Observe that \(\omega _{N_c} = \sum _{c {\mathcal {N}}_{N_C}}{\mathbf{w}}(c) + \sum _{C+1}^{C+B} {\mathbf{w}}(c)\) in this case. By adding \({\bar{\mathbf{f}}}\) multiplied with the relative weights for goal functions without a time bound, the approach takes care of the situation that after \(N_C\) steps \(v_{fin}\) has not been reached but the expected accumulated reward to reach \(v_{fin}\) is considered in some measures (i.e., \(B > 0\)). Then \({{{\bar{\mathbf{u}}}}}\) is the best policy at step \(k > N_C\) and \({\bar{\mathbf{f}}}(i,x)\) are the remaining costs to reach \(v_{fin}\). Then Algorithm 1 can be applied to compute the solution of the complete problem.

Example (continued) We first consider the computation a policy that maximizes the probability to reach \(v_{fin}\) with \(T_1=2\), \(T_2=3\) and \(T_3=4\) (\(N_c = 40, 60, 80\) for \(c=1,2,3\)). We begin with preference vector \({\mathbf{w}}= (1/3, 1/3, 1/3)\) that results in a policy that start with \(i_1\) and selects \(i_3\) afterwards if \(i_1\) is left from phase 1 and the budget is 3 or below 2.2, otherwise \(i_4\) is selected as subsequent edge.

4 Solving multi-objective PH-graphs

For a given preference vector, a dynamic programming approach which computes an optimal piecewise constant policy has been introduced in the previous section. However, often the preference vector \({\mathbf{w}}\) is not known in advance or cannot be defined (see Roijers et al. 2013 for some examples). Then it is important to know the set of policies that are optimal for some preference vector. We slightly extend the notation and define \({\mathbf{u}}^*_{\mathbf{w}}\) as an optimal policy computed for preference vector \({\mathbf{w}}\), \(H^*_{\mathbf{w}}\) are the corresponding costs. All values are computed in Algorithm 1. For some policy \({\mathbf{u}}\) define \(G^c_{{\mathbf{u}}} = {\varvec{\phi }}_{u_0}{\mathbf{f}}_0^{{\mathbf{u}},c}\) if \(\delta _c=0\) and \(G^c_{{\mathbf{u}}} = {\varvec{\phi }}_{u_0}{\mathbf{g}}_0^{{\mathbf{u}},c}\) if \(\delta _c=1\).
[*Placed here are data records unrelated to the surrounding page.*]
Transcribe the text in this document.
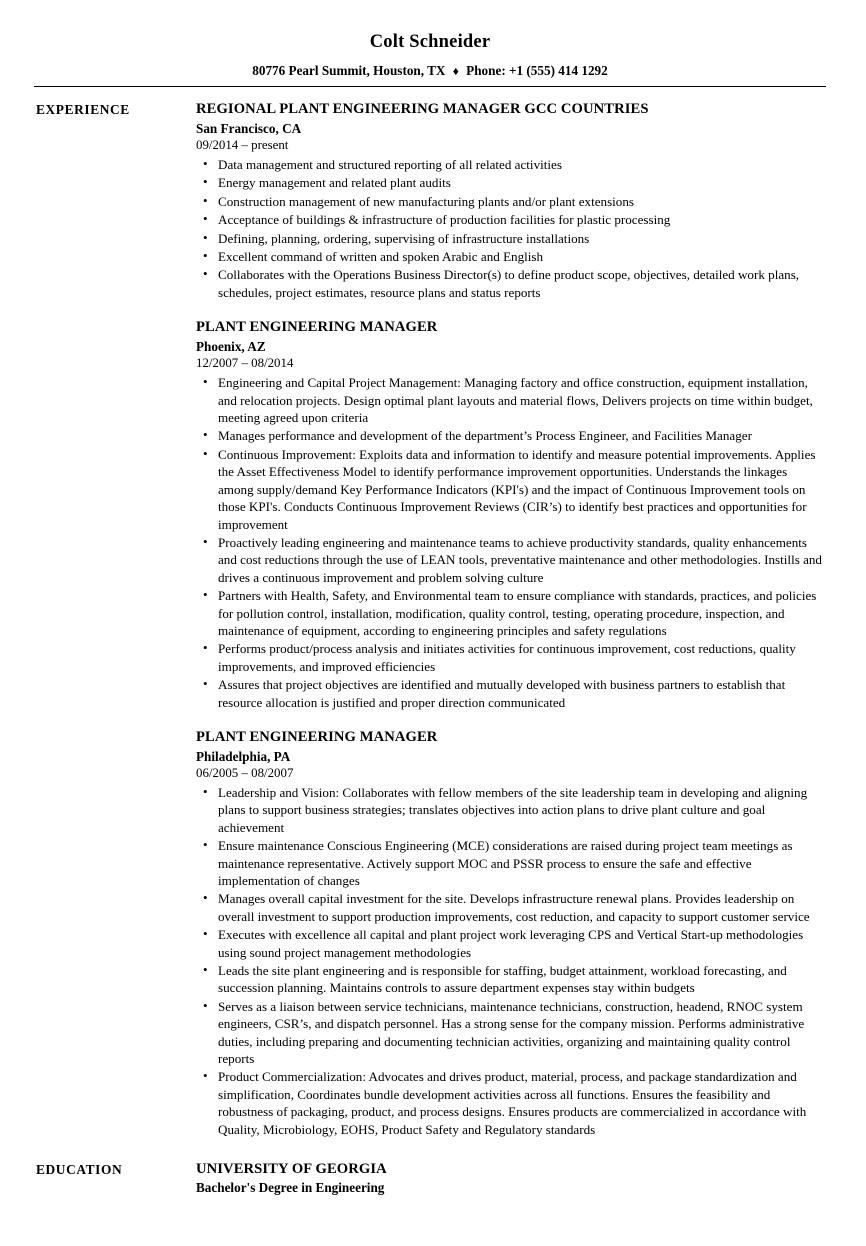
Colt Schneider
80776 Pearl Summit, Houston, TX ♦ Phone: +1 (555) 414 1292
EXPERIENCE	REGIONAL PLANT ENGINEERING MANAGER GCC COUNTRIES
San Francisco, CA
09/2014 – present
• Data management and structured reporting of all related activities
• Energy management and related plant audits
• Construction management of new manufacturing plants and/or plant extensions
• Acceptance of buildings & infrastructure of production facilities for plastic processing
• Defining, planning, ordering, supervising of infrastructure installations
• Excellent command of written and spoken Arabic and English
• Collaborates with the Operations Business Director(s) to define product scope, objectives, detailed work plans, schedules, project estimates, resource plans and status reports
PLANT ENGINEERING MANAGER
Phoenix, AZ
12/2007 – 08/2014
• Engineering and Capital Project Management: Managing factory and office construction, equipment installation, and relocation projects. Design optimal plant layouts and material flows, Delivers projects on time within budget, meeting agreed upon criteria
• Manages performance and development of the department’s Process Engineer, and Facilities Manager
• Continuous Improvement: Exploits data and information to identify and measure potential improvements. Applies the Asset Effectiveness Model to identify performance improvement opportunities. Understands the linkages among supply/demand Key Performance Indicators (KPI's) and the impact of Continuous Improvement tools on those KPI's. Conducts Continuous Improvement Reviews (CIR’s) to identify best practices and opportunities for improvement
• Proactively leading engineering and maintenance teams to achieve productivity standards, quality enhancements and cost reductions through the use of LEAN tools, preventative maintenance and other methodologies. Instills and drives a continuous improvement and problem solving culture
• Partners with Health, Safety, and Environmental team to ensure compliance with standards, practices, and policies for pollution control, installation, modification, quality control, testing, operating procedure, inspection, and maintenance of equipment, according to engineering principles and safety regulations
• Performs product/process analysis and initiates activities for continuous improvement, cost reductions, quality improvements, and improved efficiencies
• Assures that project objectives are identified and mutually developed with business partners to establish that resource allocation is justified and proper direction communicated
PLANT ENGINEERING MANAGER
Philadelphia, PA
06/2005 – 08/2007
• Leadership and Vision: Collaborates with fellow members of the site leadership team in developing and aligning plans to support business strategies; translates objectives into action plans to drive plant culture and goal achievement
• Ensure maintenance Conscious Engineering (MCE) considerations are raised during project team meetings as maintenance representative. Actively support MOC and PSSR process to ensure the safe and effective implementation of changes
• Manages overall capital investment for the site. Develops infrastructure renewal plans. Provides leadership on overall investment to support production improvements, cost reduction, and capacity to support customer service
• Executes with excellence all capital and plant project work leveraging CPS and Vertical Start-up methodologies using sound project management methodologies
• Leads the site plant engineering and is responsible for staffing, budget attainment, workload forecasting, and succession planning. Maintains controls to assure department expenses stay within budgets
• Serves as a liaison between service technicians, maintenance technicians, construction, headend, RNOC system engineers, CSR’s, and dispatch personnel. Has a strong sense for the company mission. Performs administrative duties, including preparing and documenting technician activities, organizing and maintaining quality control reports
• Product Commercialization: Advocates and drives product, material, process, and package standardization and simplification, Coordinates bundle development activities across all functions. Ensures the feasibility and robustness of packaging, product, and process designs. Ensures products are commercialized in accordance with Quality, Microbiology, EOHS, Product Safety and Regulatory standards
EDUCATION	UNIVERSITY OF GEORGIA
Bachelor's Degree in Engineering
Obviously \(H^*_{\mathbf{w}}= \sum _{c=1}^C {\mathbf{w}}(c) G^c_{{\mathbf{u}}^*}\).

The following set of policies is defined.

$$\begin{aligned} \mathcal {CU}= \left\{ {\mathbf{u}}\,|\,{\mathbf{u}}\in {\mathcal {U}}\wedge \exists {\mathbf{w}}\; \forall {\mathbf{u'}}\in {\mathcal {U}}\,:\, H^{{\mathbf{u}}}_{\mathbf{w}}\ge H^{{\mathbf{u'}}}_{\mathbf{w}}\right\} \end{aligned}$$

The set is often referred as a convex coverage set - a convex hull of Pareto optimal policies (Roijers et al. 2013). Set \(\mathcal {CU}\) as it is defined might still contain redundant policies, i.e., a policy is redundant, if it can be removed from the set and the required condition still holds. Thus, it is sufficient to define set \(\mathcal {CU}\) such that for each \({\mathbf{w}}\) a policy \({\mathbf{u}}\in \mathcal {CU}\) exists such that \(H^{\mathbf{u}}_{\mathbf{w}}\ge H^{\mathbf{u'}}_{\mathbf{w}}\) for all \({\mathbf{u'}}\in {\mathcal {U}}\). An approximation of this set can often be computed with an acceptable effort, as shown in the sequel of this section whereas the computation of the whole set of Pareto optimal policies is a non-trivial task with a complexity strongly depending on the dimension of the preference vector and the number of existing policies (Chatterjee et al. 2006).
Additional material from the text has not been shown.